Laziness, stupidity and bad spelling.

There are plenty of words that are frequently misspelt by many people – you're probably familiar with many of them. Its easy (and fun) to poke fun at people who can't remember the simple differences between "you're" and "your", or "lose" and "loose". I would hazard a guess that this tends to be the result of an auditory) way of thinking – you think of a word in terms of the sound, and then think of how to spell that sound. (In other words, its not stupidity or laziness – its just a different mode of thinking that might seem stupid or lazy to people who think in a different way.)

But the flip side of the coin is the handful of words which I personally find myself consistently misspelling. For example, I always misspell "respondents." It just looks wrong to me, while "respondants" looks right. I know which one is correct – it just looks wrong to me.

Not a big problem though – I've usually got something that automatically either corrects it or sticks a red line underneath it to remind me that I've made that same old mistake again.

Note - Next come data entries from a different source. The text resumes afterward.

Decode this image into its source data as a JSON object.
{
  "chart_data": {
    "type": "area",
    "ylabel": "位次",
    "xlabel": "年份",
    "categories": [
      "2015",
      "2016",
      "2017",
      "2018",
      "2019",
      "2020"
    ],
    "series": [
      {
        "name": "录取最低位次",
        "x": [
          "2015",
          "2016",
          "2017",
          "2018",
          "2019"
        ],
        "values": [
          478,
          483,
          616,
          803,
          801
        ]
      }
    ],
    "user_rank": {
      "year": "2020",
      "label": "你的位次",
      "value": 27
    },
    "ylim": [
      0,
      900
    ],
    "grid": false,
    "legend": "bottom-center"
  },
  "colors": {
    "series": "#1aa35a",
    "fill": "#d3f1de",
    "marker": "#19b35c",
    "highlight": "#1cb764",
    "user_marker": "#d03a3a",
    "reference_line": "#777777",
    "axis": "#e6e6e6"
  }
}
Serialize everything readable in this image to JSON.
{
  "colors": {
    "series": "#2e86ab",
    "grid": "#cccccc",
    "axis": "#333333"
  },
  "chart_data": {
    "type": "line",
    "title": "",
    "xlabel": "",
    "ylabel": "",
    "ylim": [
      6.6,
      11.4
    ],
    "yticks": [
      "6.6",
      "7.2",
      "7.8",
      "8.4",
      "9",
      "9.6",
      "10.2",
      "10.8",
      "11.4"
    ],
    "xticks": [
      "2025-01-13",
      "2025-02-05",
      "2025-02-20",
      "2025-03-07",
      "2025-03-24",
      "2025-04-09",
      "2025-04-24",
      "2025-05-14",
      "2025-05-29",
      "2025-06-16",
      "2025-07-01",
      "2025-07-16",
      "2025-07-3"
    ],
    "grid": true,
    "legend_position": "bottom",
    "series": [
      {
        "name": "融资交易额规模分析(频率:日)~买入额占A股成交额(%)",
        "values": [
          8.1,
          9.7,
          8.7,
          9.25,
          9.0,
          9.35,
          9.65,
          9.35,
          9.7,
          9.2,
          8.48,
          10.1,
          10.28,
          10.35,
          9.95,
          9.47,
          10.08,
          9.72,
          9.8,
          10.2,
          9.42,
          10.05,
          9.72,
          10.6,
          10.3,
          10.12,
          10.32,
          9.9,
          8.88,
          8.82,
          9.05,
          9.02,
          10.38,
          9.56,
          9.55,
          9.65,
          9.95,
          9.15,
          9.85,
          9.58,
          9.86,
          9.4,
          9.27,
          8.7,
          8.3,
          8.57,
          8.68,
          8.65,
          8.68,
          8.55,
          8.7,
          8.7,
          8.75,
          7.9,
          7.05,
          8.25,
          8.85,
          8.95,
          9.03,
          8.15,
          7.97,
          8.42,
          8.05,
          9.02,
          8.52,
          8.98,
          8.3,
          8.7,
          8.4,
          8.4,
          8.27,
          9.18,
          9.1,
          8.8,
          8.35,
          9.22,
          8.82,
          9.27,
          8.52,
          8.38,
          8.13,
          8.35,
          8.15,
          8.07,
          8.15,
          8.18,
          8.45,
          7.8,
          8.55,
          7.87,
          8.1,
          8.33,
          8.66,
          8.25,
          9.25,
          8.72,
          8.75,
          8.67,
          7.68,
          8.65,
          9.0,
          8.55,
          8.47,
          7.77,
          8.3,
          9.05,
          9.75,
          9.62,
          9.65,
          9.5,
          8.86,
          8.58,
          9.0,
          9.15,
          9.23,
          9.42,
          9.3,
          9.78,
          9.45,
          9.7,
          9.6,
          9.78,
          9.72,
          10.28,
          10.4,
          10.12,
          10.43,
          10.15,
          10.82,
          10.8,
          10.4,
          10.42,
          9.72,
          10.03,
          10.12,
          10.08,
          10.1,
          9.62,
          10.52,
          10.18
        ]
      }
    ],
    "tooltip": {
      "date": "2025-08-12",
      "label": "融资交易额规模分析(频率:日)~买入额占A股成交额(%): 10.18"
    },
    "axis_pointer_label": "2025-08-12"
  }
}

Except sometimes, I use the kind of software that doesn't include a spell checker. Photoshop is one. Final Cut Pro is another. Unlike email software or word processors that hold your hand and walk you through the complicated process of putting a bunch of letters in the right order, these are pieces of software that you use to put letters together to make words, while at the same time worrying about fonts, colours, balance and contrast between the typography and other graphical elements – and in the case of Final Cut, all of these things running at 24 frames per second (so you also have to worry about the timings, speed, where the viewer's attention is going to be, how what they are reading matches up with what they are saying etc.) In short, besides putting letters together to try to make words, you tend to have a few other things on your mind at the same time.

With an email or word processor, when you are finished you hit 'send' or 'save' or 'print', and your job is done. If you do make a mistake which, for some reason, the spell checker hasn't picked up on, it is fairly trivial to correct it. With a video though, when you are finished, you have to deal with rendering and transcoding the video. For something that is just a few minutes long, this can easily take half an hour or so. Maybe you then need to send it to someone – again, for a few minutes of high definition video being uploaded over a domestic broadband connection (where upload speeds are usually a fraction of the download speeds), this can take up another big chunk of time.

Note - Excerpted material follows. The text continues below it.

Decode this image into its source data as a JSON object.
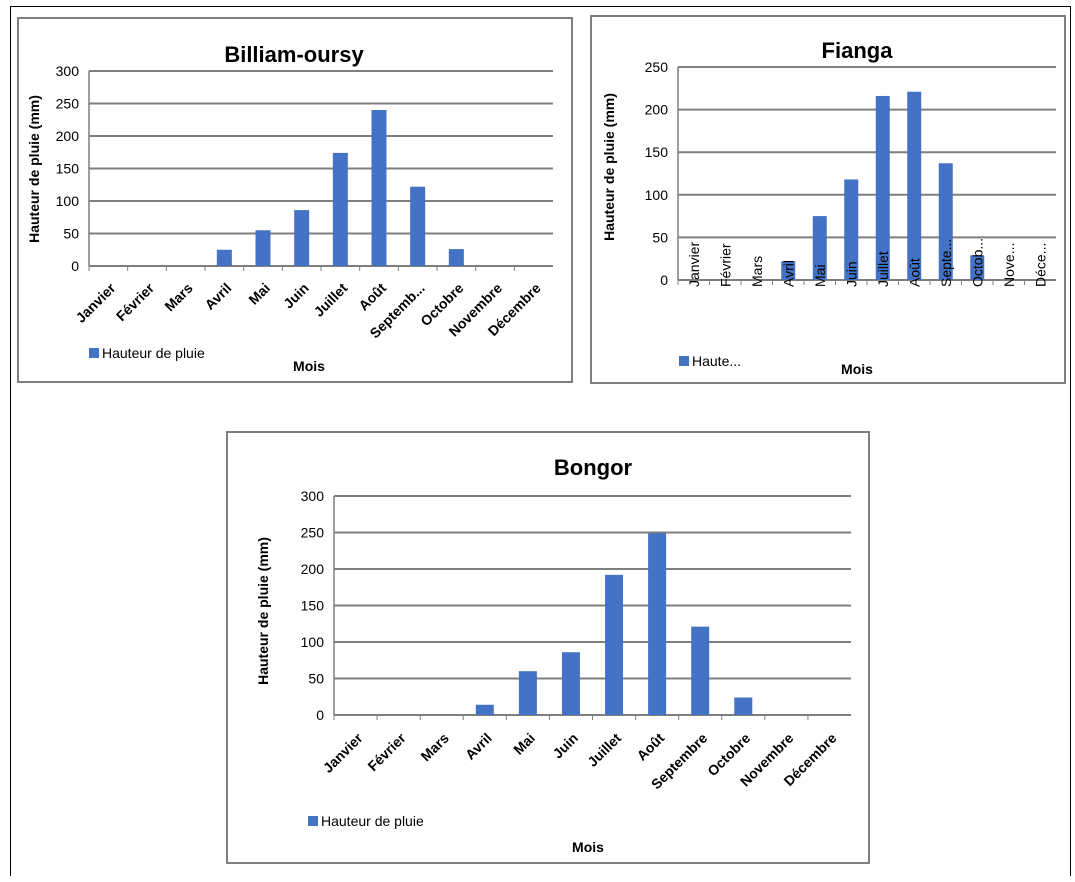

I mention all of this because today, I misspelt "respondents" in a video. (Worth mentioning at this point – by profession, I am a researcher. That means that I spend quite a lot of my time dealing with pieces of research, which are usually all about trying to get information out of respondents. So I make this mistake quite a lot…) Correcting the error took up about an hour of my time – about one minute to correct the spelling, and then an hour of rendering, transcoding and uploading.

Except, I then realised that I didn't actually correct the spelling. Instead, I spotted the word that had been spelt correctly, thought that it looked wrong, and then 'corrected' it to the incorrect spelling which I know is incorrect, but I still think looks right. So I then had to spend another minute correcting two misspellings, followed by another hour of rendering, transcoding and uploading.

Some would say that we are overly reliant on spell checking software. I agree. Because I am able to rely on spell checking 99% of the time, I don't need to think about correcting my way of thinking that leads me to consistently make the same mistake again and again, even though – unlike the 'wrong word' kind of spelling – it is quite simply a case of me being lazy and stupid.

And today, being lazy and stupid cost me about 2 hours of my own time (because I was doing this piece of work during my holidays, thanks to a different type of laziness and stupidity.